You've got all of those, babe. Wear the dress. 

I wore the dress.

We had such a delicious meal at Port's Cafe, a restaurant my Aunt Wilma had recommended. I got duck meatloaf. Ah, heaven! Just kidding, it was amazing, but I'm not a foodie. In a few months from now, I won't even remember what I ordered on this date, all I will remember was staring into the blue-grey eyes of the man I love, as we talked about some goals for the coming year and how date night needs  to become more of a priority, and of course, I'll never forget how he chose my outfit via Pinterest!

We decided not to order dessert at the restaurant, but rather go to the new coffee shop in town and split a pastry there. (After we first made out like teenagers in an empty parking lot.)

Out of luck.

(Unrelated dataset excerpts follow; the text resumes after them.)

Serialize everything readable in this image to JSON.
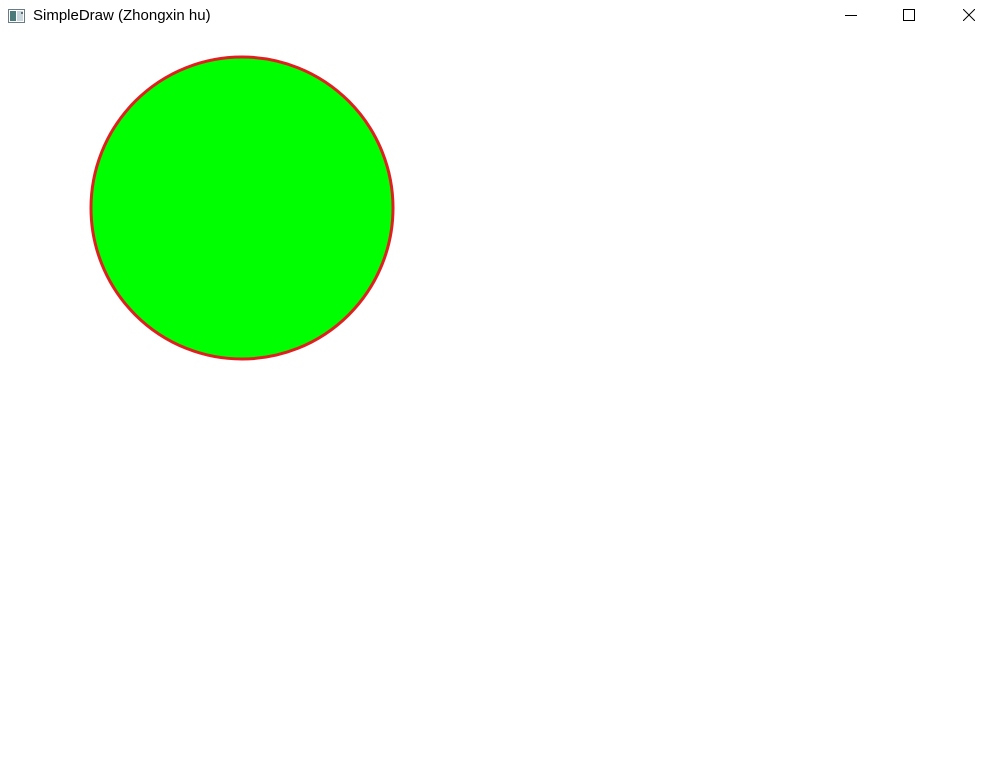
{
  "window": {
    "title": "SimpleDraw (Zhongxin hu)",
    "app_icon": "window-app-icon",
    "controls": {
      "minimize_icon": "minimize-icon",
      "maximize_icon": "maximize-icon",
      "close_icon": "close-icon"
    }
  },
  "canvas": {
    "background": "#ffffff",
    "shapes": [
      {
        "type": "circle",
        "fill": "#00ff00",
        "stroke": "#e02020"
      }
    ]
  }
}
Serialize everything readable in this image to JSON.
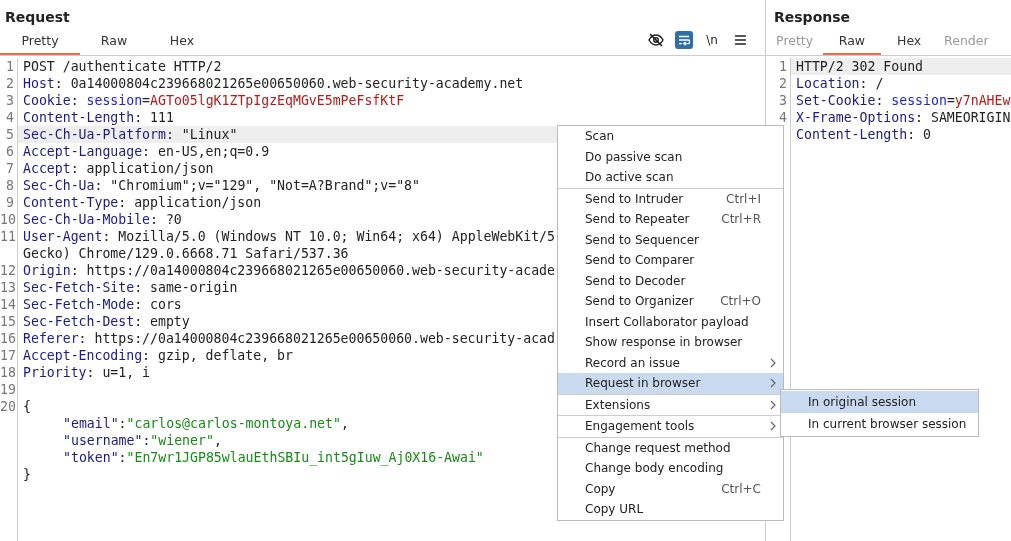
{
  "request": {
    "title": "Request",
    "tabs": [
      {
        "label": "Pretty",
        "selected": true,
        "disabled": false
      },
      {
        "label": "Raw",
        "selected": false,
        "disabled": false
      },
      {
        "label": "Hex",
        "selected": false,
        "disabled": false
      }
    ],
    "toolbar": [
      {
        "kind": "eye-off",
        "selected": false
      },
      {
        "kind": "wrap",
        "selected": true
      },
      {
        "kind": "newline",
        "label": "\\n",
        "selected": false
      },
      {
        "kind": "menu",
        "selected": false
      }
    ],
    "lines": [
      {
        "number": "1",
        "selected": false,
        "segments": [
          {
            "kind": "plain",
            "text": "POST /authenticate HTTP/2"
          }
        ]
      },
      {
        "number": "2",
        "selected": false,
        "segments": [
          {
            "kind": "key",
            "text": "Host"
          },
          {
            "kind": "plain",
            "text": ": 0a14000804c239668021265e00650060.web-security-academy.net"
          }
        ]
      },
      {
        "number": "3",
        "selected": false,
        "segments": [
          {
            "kind": "key",
            "text": "Cookie"
          },
          {
            "kind": "plain",
            "text": ": "
          },
          {
            "kind": "cookie-name",
            "text": "session"
          },
          {
            "kind": "plain",
            "text": "="
          },
          {
            "kind": "cookie-value",
            "text": "AGTo05lgK1ZTpIgzEqMGvE5mPeFsfKtF"
          }
        ]
      },
      {
        "number": "4",
        "selected": false,
        "segments": [
          {
            "kind": "key",
            "text": "Content-Length"
          },
          {
            "kind": "plain",
            "text": ": 111"
          }
        ]
      },
      {
        "number": "5",
        "selected": true,
        "segments": [
          {
            "kind": "key",
            "text": "Sec-Ch-Ua-Platform"
          },
          {
            "kind": "plain",
            "text": ": \"Linux\""
          }
        ]
      },
      {
        "number": "6",
        "selected": false,
        "segments": [
          {
            "kind": "key",
            "text": "Accept-Language"
          },
          {
            "kind": "plain",
            "text": ": en-US,en;q=0.9"
          }
        ]
      },
      {
        "number": "7",
        "selected": false,
        "segments": [
          {
            "kind": "key",
            "text": "Accept"
          },
          {
            "kind": "plain",
            "text": ": application/json"
          }
        ]
      },
      {
        "number": "8",
        "selected": false,
        "segments": [
          {
            "kind": "key",
            "text": "Sec-Ch-Ua"
          },
          {
            "kind": "plain",
            "text": ": \"Chromium\";v=\"129\", \"Not=A?Brand\";v=\"8\""
          }
        ]
      },
      {
        "number": "9",
        "selected": false,
        "segments": [
          {
            "kind": "key",
            "text": "Content-Type"
          },
          {
            "kind": "plain",
            "text": ": application/json"
          }
        ]
      },
      {
        "number": "10",
        "selected": false,
        "segments": [
          {
            "kind": "key",
            "text": "Sec-Ch-Ua-Mobile"
          },
          {
            "kind": "plain",
            "text": ": ?0"
          }
        ]
      },
      {
        "number": "11",
        "selected": false,
        "segments": [
          {
            "kind": "key",
            "text": "User-Agent"
          },
          {
            "kind": "plain",
            "text": ": Mozilla/5.0 (Windows NT 10.0; Win64; x64) AppleWebKit/5"
          }
        ]
      },
      {
        "selected": false,
        "segments": [
          {
            "kind": "plain",
            "text": "Gecko) Chrome/129.0.6668.71 Safari/537.36"
          }
        ]
      },
      {
        "number": "12",
        "selected": false,
        "segments": [
          {
            "kind": "key",
            "text": "Origin"
          },
          {
            "kind": "plain",
            "text": ": https://0a14000804c239668021265e00650060.web-security-acade"
          }
        ]
      },
      {
        "number": "13",
        "selected": false,
        "segments": [
          {
            "kind": "key",
            "text": "Sec-Fetch-Site"
          },
          {
            "kind": "plain",
            "text": ": same-origin"
          }
        ]
      },
      {
        "number": "14",
        "selected": false,
        "segments": [
          {
            "kind": "key",
            "text": "Sec-Fetch-Mode"
          },
          {
            "kind": "plain",
            "text": ": cors"
          }
        ]
      },
      {
        "number": "15",
        "selected": false,
        "segments": [
          {
            "kind": "key",
            "text": "Sec-Fetch-Dest"
          },
          {
            "kind": "plain",
            "text": ": empty"
          }
        ]
      },
      {
        "number": "16",
        "selected": false,
        "segments": [
          {
            "kind": "key",
            "text": "Referer"
          },
          {
            "kind": "plain",
            "text": ": https://0a14000804c239668021265e00650060.web-security-acad"
          }
        ]
      },
      {
        "number": "17",
        "selected": false,
        "segments": [
          {
            "kind": "key",
            "text": "Accept-Encoding"
          },
          {
            "kind": "plain",
            "text": ": gzip, deflate, br"
          }
        ]
      },
      {
        "number": "18",
        "selected": false,
        "segments": [
          {
            "kind": "key",
            "text": "Priority"
          },
          {
            "kind": "plain",
            "text": ": u=1, i"
          }
        ]
      },
      {
        "number": "19",
        "selected": false
      },
      {
        "number": "20",
        "selected": false,
        "segments": [
          {
            "kind": "plain",
            "text": "{"
          }
        ],
        "children": [
          {
            "selected": false,
            "segments": [
              {
                "kind": "json-key",
                "text": "\"email\""
              },
              {
                "kind": "plain",
                "text": ":"
              },
              {
                "kind": "json-value",
                "text": "\"carlos@carlos-montoya.net\""
              },
              {
                "kind": "plain",
                "text": ","
              }
            ]
          },
          {
            "selected": false,
            "segments": [
              {
                "kind": "json-key",
                "text": "\"username\""
              },
              {
                "kind": "plain",
                "text": ":"
              },
              {
                "kind": "json-value",
                "text": "\"wiener\""
              },
              {
                "kind": "plain",
                "text": ","
              }
            ]
          },
          {
            "selected": false,
            "segments": [
              {
                "kind": "json-key",
                "text": "\"token\""
              },
              {
                "kind": "plain",
                "text": ":"
              },
              {
                "kind": "json-value",
                "text": "\"En7wr1JGP85wlauEthSBIu_int5gIuw_Aj0X16-Awai\""
              }
            ]
          }
        ]
      },
      {
        "selected": false,
        "segments": [
          {
            "kind": "plain",
            "text": "}"
          }
        ]
      }
    ]
  },
  "response": {
    "title": "Response",
    "tabs": [
      {
        "label": "Pretty",
        "selected": false,
        "disabled": true
      },
      {
        "label": "Raw",
        "selected": true,
        "disabled": false
      },
      {
        "label": "Hex",
        "selected": false,
        "disabled": false
      },
      {
        "label": "Render",
        "selected": false,
        "disabled": true
      }
    ],
    "lines": [
      {
        "number": "1",
        "selected": true,
        "segments": [
          {
            "kind": "plain",
            "text": "HTTP/2 302 Found"
          }
        ]
      },
      {
        "number": "2",
        "selected": false,
        "segments": [
          {
            "kind": "key",
            "text": "Location"
          },
          {
            "kind": "plain",
            "text": ": /"
          }
        ]
      },
      {
        "number": "3",
        "selected": false,
        "segments": [
          {
            "kind": "key",
            "text": "Set-Cookie"
          },
          {
            "kind": "plain",
            "text": ": "
          },
          {
            "kind": "cookie-name",
            "text": "session"
          },
          {
            "kind": "plain",
            "text": "="
          },
          {
            "kind": "cookie-value",
            "text": "y7nAHEw"
          }
        ]
      },
      {
        "number": "4",
        "selected": false,
        "segments": [
          {
            "kind": "key",
            "text": "X-Frame-Options"
          },
          {
            "kind": "plain",
            "text": ": SAMEORIGIN"
          }
        ]
      },
      {
        "selected": false,
        "segments": [
          {
            "kind": "key",
            "text": "Content-Length"
          },
          {
            "kind": "plain",
            "text": ": 0"
          }
        ]
      }
    ]
  },
  "context_menu": {
    "groups": [
      [
        {
          "label": "Scan",
          "selected": false,
          "submenu": false
        },
        {
          "label": "Do passive scan",
          "selected": false,
          "submenu": false
        },
        {
          "label": "Do active scan",
          "selected": false,
          "submenu": false
        }
      ],
      [
        {
          "label": "Send to Intruder",
          "shortcut": "Ctrl+I",
          "selected": false,
          "submenu": false
        },
        {
          "label": "Send to Repeater",
          "shortcut": "Ctrl+R",
          "selected": false,
          "submenu": false
        },
        {
          "label": "Send to Sequencer",
          "selected": false,
          "submenu": false
        },
        {
          "label": "Send to Comparer",
          "selected": false,
          "submenu": false
        },
        {
          "label": "Send to Decoder",
          "selected": false,
          "submenu": false
        },
        {
          "label": "Send to Organizer",
          "shortcut": "Ctrl+O",
          "selected": false,
          "submenu": false
        },
        {
          "label": "Insert Collaborator payload",
          "selected": false,
          "submenu": false
        },
        {
          "label": "Show response in browser",
          "selected": false,
          "submenu": false
        },
        {
          "label": "Record an issue",
          "selected": false,
          "submenu": true
        },
        {
          "label": "Request in browser",
          "selected": true,
          "submenu": true
        }
      ],
      [
        {
          "label": "Extensions",
          "selected": false,
          "submenu": true
        }
      ],
      [
        {
          "label": "Engagement tools",
          "selected": false,
          "submenu": true
        }
      ],
      [
        {
          "label": "Change request method",
          "selected": false,
          "submenu": false
        },
        {
          "label": "Change body encoding",
          "selected": false,
          "submenu": false
        },
        {
          "label": "Copy",
          "shortcut": "Ctrl+C",
          "selected": false,
          "submenu": false
        },
        {
          "label": "Copy URL",
          "selected": false,
          "submenu": false
        }
      ]
    ]
  },
  "submenu": {
    "items": [
      {
        "label": "In original session",
        "selected": true
      },
      {
        "label": "In current browser session",
        "selected": false
      }
    ]
  }
}
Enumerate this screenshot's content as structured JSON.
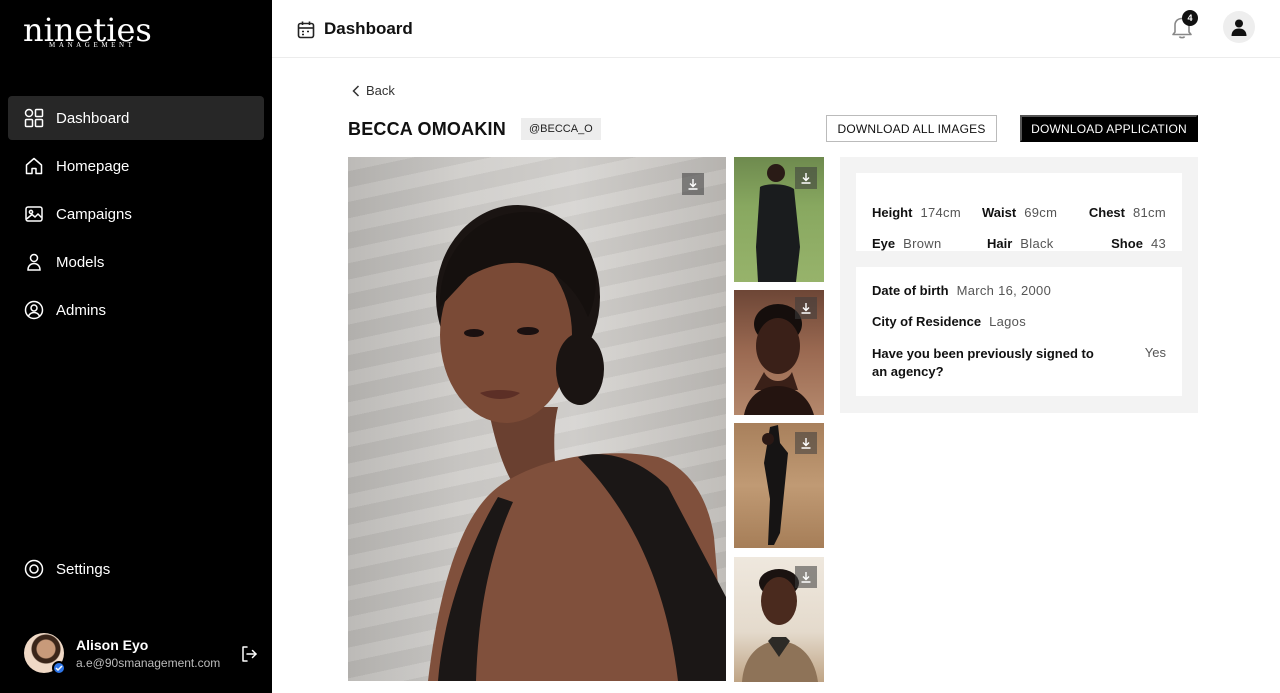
{
  "brand": {
    "logo_text": "nineties",
    "logo_subtext": "MANAGEMENT"
  },
  "sidebar": {
    "items": [
      {
        "label": "Dashboard",
        "icon": "dashboard-grid-icon",
        "active": true
      },
      {
        "label": "Homepage",
        "icon": "home-icon",
        "active": false
      },
      {
        "label": "Campaigns",
        "icon": "image-gallery-icon",
        "active": false
      },
      {
        "label": "Models",
        "icon": "person-icon",
        "active": false
      },
      {
        "label": "Admins",
        "icon": "user-circle-icon",
        "active": false
      }
    ],
    "settings_label": "Settings",
    "user": {
      "name": "Alison Eyo",
      "email": "a.e@90smanagement.com"
    }
  },
  "header": {
    "title": "Dashboard",
    "notification_count": "4"
  },
  "main": {
    "back_label": "Back",
    "model_name": "BECCA OMOAKIN",
    "handle": "@BECCA_O",
    "download_all_label": "DOWNLOAD ALL IMAGES",
    "download_application_label": "DOWNLOAD APPLICATION",
    "measurements": {
      "height": {
        "label": "Height",
        "value": "174cm"
      },
      "waist": {
        "label": "Waist",
        "value": "69cm"
      },
      "chest": {
        "label": "Chest",
        "value": "81cm"
      },
      "eye": {
        "label": "Eye",
        "value": "Brown"
      },
      "hair": {
        "label": "Hair",
        "value": "Black"
      },
      "shoe": {
        "label": "Shoe",
        "value": "43"
      }
    },
    "details": {
      "dob": {
        "label": "Date of birth",
        "value": "March 16, 2000"
      },
      "city": {
        "label": "City of Residence",
        "value": "Lagos"
      },
      "signed": {
        "label": "Have you been previously signed to an agency?",
        "value": "Yes"
      }
    }
  },
  "colors": {
    "sidebar_bg": "#000000",
    "active_item_bg": "#272727",
    "accent_verified": "#2f76e8"
  }
}
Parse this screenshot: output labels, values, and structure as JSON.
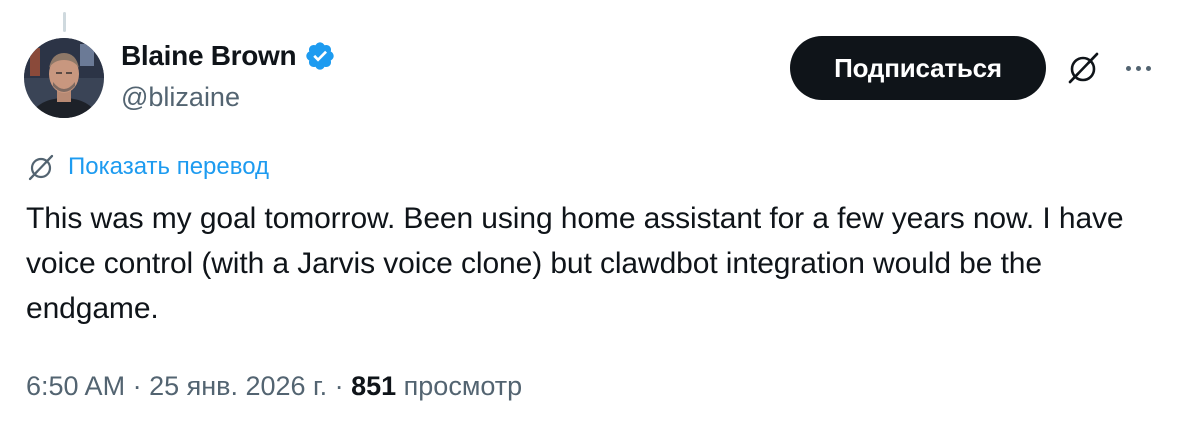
{
  "author": {
    "display_name": "Blaine Brown",
    "handle": "@blizaine",
    "verified": true
  },
  "actions": {
    "subscribe_label": "Подписаться",
    "grok_icon": "grok-icon",
    "more_icon": "more-icon"
  },
  "translate": {
    "label": "Показать перевод",
    "icon": "grok-icon"
  },
  "tweet": {
    "text": "This was my goal tomorrow. Been using home assistant for a few years now. I have voice control (with a Jarvis voice clone) but clawdbot integration would be the endgame."
  },
  "meta": {
    "time": "6:50 AM",
    "separator": " · ",
    "date": "25 янв. 2026 г.",
    "views_count": "851",
    "views_label": "просмотр"
  },
  "colors": {
    "text": "#0f1419",
    "secondary": "#536471",
    "link": "#1d9bf0",
    "button_bg": "#0f1419",
    "verified": "#1d9bf0"
  }
}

The coffee shop closes early on Saturday nights. Dunkin' Donuts? We considered it --we aren't haters of that place, after all, that is where he asked me out five years ago -- but in the end we decided to stop at the local college Starbucks.

Out of luck again. They were closed the whole month of January. I live less than two miles away; how did I not know this? I need to get out more.

So we came home. Back to our cozy house and rowdy kids and wonderful friend who offered her time to babysit.

And I came back, feeling more in love with the man I married. Reconnected, as we shared our dreams and hopes and even frustrations.

I'm not even sure how to wrap this story up, I mainly shared it because of how Herm manipulated me with Pinterest, bless his heart.

All of that to say though, we really do want to make dating more of a priority in our lives. And I would love to hear feedback from you: If you're married and have kids, what does dating your spouse in this season look like for you? How do you keep the romance alive? (Does he choose your outfits via Pinterest too, or is mine the rare exception?)